Legenda dan mitos yang diceritakan oleh informan termasuk knowledge, karena
pengetahuan akan hal itu di perolehnya (mungkin) melalui pewarisan budaya atau dari
keterangan orang lain. Akan tetapi jika mitos dan legenda itu membawa akibat pada perilaku
sosial, maka mitos itu telah berwujud menjadi memory. Check and recheck dan triangulasi
akan membantu peneliti untuk memilah data yang berkaitan dengan memory dan knowledge.

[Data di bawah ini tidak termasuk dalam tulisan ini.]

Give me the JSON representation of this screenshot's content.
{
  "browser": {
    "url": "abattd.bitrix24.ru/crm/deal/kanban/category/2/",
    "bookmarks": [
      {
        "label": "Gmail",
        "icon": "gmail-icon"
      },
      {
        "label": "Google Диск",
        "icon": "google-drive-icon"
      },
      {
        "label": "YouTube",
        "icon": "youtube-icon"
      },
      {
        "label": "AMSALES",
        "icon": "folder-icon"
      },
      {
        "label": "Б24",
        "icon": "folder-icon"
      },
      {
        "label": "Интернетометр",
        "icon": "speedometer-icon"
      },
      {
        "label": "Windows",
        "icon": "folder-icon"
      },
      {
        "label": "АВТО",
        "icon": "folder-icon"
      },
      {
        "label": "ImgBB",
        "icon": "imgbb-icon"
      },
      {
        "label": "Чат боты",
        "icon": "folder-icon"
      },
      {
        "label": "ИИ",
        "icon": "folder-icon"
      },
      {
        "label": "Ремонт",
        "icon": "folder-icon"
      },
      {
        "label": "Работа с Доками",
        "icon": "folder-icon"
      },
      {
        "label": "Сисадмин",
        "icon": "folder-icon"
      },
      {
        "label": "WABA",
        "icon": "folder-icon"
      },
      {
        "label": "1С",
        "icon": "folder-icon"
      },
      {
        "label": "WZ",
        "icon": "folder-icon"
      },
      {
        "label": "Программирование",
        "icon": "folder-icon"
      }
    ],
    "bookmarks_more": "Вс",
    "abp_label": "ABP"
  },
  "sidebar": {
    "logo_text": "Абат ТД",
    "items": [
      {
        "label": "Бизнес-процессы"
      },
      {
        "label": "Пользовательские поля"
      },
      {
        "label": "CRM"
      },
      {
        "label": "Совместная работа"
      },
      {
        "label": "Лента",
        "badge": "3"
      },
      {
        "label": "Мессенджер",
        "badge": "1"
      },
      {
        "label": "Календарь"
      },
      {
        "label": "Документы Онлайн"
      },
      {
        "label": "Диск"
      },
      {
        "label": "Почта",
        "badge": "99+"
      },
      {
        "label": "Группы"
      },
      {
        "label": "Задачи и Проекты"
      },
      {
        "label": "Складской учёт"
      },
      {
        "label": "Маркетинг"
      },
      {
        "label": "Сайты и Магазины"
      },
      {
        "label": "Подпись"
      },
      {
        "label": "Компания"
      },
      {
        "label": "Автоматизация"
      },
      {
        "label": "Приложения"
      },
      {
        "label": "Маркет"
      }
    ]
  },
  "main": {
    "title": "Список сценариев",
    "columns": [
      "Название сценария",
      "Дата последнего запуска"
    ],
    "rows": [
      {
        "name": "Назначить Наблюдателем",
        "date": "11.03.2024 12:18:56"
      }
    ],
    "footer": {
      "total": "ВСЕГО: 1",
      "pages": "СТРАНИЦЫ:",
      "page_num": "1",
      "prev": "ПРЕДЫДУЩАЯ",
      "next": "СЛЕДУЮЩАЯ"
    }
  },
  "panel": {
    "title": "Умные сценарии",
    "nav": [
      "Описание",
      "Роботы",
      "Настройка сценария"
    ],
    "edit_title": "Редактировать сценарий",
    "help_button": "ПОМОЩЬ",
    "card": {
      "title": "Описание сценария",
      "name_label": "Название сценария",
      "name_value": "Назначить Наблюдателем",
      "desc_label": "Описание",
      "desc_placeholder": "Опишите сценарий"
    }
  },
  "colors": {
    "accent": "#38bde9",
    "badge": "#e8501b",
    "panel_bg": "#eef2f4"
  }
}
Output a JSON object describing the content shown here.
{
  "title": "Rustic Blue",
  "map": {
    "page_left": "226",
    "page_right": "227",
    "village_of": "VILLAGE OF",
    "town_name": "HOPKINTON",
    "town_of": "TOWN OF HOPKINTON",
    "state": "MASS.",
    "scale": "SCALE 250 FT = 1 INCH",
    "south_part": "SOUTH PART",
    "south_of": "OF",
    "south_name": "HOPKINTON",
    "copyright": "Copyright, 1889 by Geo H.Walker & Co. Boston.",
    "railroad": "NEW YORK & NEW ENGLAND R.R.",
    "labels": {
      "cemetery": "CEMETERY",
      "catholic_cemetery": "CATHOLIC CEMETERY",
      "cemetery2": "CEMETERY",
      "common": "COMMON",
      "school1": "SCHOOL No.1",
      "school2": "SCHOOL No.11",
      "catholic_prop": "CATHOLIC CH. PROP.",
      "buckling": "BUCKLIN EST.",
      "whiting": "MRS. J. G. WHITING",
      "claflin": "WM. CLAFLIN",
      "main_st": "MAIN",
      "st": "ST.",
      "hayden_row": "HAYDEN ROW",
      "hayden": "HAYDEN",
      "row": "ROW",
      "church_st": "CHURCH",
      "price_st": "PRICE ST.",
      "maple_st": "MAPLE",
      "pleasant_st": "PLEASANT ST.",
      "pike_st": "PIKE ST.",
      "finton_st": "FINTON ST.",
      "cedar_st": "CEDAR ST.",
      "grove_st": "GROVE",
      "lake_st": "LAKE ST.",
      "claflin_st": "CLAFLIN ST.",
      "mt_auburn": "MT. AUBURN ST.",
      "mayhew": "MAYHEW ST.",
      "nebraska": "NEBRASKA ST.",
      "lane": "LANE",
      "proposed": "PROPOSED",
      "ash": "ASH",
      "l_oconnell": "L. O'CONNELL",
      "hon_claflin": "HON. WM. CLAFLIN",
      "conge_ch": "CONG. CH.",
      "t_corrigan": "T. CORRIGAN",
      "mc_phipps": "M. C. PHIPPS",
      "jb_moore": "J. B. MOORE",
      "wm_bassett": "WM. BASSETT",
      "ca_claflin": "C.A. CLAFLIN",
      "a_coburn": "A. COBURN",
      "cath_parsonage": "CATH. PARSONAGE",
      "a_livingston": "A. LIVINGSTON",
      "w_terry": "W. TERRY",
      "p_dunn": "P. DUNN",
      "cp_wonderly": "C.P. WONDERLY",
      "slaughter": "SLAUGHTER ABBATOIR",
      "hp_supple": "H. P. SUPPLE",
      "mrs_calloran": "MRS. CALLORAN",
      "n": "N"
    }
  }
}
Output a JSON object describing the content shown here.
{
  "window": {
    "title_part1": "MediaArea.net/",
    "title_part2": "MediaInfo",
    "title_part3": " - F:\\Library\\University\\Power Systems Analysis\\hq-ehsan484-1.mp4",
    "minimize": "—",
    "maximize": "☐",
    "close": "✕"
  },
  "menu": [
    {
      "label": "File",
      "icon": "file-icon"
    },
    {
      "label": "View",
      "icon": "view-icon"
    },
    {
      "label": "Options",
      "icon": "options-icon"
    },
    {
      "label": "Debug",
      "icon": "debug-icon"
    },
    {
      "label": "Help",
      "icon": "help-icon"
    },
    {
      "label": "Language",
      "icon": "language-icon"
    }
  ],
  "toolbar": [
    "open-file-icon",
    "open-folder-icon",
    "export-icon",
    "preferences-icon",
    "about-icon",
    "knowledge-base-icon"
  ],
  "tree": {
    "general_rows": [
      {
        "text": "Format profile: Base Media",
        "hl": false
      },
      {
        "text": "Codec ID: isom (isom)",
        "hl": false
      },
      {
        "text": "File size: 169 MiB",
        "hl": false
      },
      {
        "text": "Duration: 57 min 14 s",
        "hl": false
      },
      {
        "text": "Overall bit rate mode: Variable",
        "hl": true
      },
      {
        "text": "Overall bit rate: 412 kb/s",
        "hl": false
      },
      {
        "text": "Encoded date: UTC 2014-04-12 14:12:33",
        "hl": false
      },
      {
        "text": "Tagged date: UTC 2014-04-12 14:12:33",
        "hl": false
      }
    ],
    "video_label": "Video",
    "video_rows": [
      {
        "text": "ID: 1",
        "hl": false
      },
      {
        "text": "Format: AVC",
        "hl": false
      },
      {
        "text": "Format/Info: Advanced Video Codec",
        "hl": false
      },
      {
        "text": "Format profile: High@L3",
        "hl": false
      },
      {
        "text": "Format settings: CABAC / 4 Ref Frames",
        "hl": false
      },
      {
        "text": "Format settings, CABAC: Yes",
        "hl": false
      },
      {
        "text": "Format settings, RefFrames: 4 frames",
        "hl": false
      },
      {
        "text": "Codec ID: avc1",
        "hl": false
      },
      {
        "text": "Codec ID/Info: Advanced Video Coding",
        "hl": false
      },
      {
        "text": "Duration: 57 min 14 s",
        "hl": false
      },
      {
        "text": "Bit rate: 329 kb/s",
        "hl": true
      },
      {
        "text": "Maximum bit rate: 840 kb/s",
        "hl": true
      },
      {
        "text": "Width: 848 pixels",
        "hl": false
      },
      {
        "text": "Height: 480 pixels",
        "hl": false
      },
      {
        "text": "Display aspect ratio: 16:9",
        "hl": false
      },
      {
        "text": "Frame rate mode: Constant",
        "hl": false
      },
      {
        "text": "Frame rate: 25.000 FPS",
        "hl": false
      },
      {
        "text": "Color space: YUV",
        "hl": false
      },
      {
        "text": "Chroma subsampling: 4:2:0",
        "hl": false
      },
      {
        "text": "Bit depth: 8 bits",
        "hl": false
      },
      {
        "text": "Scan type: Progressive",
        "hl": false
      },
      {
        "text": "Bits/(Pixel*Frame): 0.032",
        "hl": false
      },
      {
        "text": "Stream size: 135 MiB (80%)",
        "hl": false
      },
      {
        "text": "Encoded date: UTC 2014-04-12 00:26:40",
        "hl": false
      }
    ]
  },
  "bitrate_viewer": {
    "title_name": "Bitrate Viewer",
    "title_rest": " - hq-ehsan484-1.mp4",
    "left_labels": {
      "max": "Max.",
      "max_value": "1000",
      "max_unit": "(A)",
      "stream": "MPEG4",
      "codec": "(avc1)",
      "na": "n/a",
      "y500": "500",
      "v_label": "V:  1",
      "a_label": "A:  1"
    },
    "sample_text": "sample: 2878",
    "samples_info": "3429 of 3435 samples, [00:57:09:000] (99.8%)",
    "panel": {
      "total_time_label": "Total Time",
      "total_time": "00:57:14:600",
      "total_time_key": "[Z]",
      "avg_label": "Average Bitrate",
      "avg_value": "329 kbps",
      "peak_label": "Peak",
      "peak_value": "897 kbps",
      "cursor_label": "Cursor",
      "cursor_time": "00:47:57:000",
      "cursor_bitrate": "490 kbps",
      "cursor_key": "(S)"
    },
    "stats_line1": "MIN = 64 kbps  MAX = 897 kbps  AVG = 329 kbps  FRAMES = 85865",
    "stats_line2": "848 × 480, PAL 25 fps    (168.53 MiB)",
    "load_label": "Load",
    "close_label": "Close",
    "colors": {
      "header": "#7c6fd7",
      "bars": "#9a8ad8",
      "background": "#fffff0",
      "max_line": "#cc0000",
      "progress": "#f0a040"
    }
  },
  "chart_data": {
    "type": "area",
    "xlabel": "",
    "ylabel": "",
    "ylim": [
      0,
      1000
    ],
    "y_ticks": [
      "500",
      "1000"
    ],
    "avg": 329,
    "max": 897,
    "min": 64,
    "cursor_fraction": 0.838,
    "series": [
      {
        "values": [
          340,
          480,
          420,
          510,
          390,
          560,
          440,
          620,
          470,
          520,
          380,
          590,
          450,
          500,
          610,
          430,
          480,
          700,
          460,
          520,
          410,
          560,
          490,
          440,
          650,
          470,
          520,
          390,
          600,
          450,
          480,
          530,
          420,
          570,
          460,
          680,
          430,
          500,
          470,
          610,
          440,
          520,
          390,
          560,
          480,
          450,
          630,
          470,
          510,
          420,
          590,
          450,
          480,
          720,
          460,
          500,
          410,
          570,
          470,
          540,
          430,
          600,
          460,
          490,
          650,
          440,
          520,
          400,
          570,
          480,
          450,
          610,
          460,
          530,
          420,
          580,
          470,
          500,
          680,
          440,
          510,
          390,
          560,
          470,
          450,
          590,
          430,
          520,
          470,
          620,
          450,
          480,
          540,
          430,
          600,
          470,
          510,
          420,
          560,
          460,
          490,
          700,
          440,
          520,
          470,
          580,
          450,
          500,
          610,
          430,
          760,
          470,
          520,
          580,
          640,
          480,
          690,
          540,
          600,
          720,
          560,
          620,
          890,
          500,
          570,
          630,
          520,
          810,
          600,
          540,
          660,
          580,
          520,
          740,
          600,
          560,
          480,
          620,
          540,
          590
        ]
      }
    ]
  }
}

4. Yang Diingat, Dilupakan, Teringat dan Terlupakan
Selain mampu mengingat berbagai peristiwa yang dialaminya, dalam wawancara orang
selalu berusaha melupakan sejumlah peristiwa yang pernah dialaminya. Hal ini
dipengaruhi oleh, Pertama mengingat peristiwa yang dianggapnya penting bagi dirinya
sendiri dan melupakan hal yang dinilai tidak begitu berguna untuk dikenang. Kedua
mengingat atau melupakan suatu peristiwa tertentu dipengaruhi oleh berbagai pertimbangan
seperti sosial dan politik.
Sejumlah data mungkin dilupakan informan, terutama karena tidak langsung berkaitan
dengan pengalaman pribadinya. Kalaupun ingat hanya pada hal-hal tertentu saja. Peneliti
harus dapat membangkitkan ingatan para informan agar dapat menceritakan peristiwa yang
dialaminya dengan lebih dalam. Setiap peneliti disarankan untuk mempersiapkan bahan
wawancara yang dapat dijadikan alat untuk membangkitkan ingatan informan atas peristiwa
yang telah terlupakan atau dilupakan dalam kehidupan mereka.
5. Bias Penelitian
Tingkat akurasi data yang diperoleh dari pendekatan life history tidak hanya tergantung
dari penjelasan dan keterangan dari informan, tetapi berasal dari keputusan-keputusan yang
telah diambil oleh peneliti. Keputusan itu menyangkut :
a. Memilih informan
Artinya yang diambil sebagai informan bukanlah orang yang memiliki memory atas
peristiwa yang diteliti tetapi mereka yang hanya memiliki knowledge atas peristiwa
tersebut.
b. Elite Bias
Peneliti cenderung mengumpulkan data dengan mewawancarai para elite setempat
dan menganggap data tersebut adalah data yang akurat dan berkualitas. Padahal data
yang di peroleh dari para elite tersebut didasarkan pada pendapat dan persepsi mereka
semata, bukan realitas dari keterlibatan mereka secara langsung dalam peristiwa yang
dikaji. Namun mereka diperlukan menjadi kunci untuk menemui informan yang
sebenarnya.
c. Male Bias
Artinya keterangan yang didapat dari laki-laki, dianggap sudah merupakan
keterangan yang akurat. Padahal para wanita lebih paham tentang dinamika yang
terjadi dalam masyarakat tersebut, terutama yang berkaitan dengan knowledge.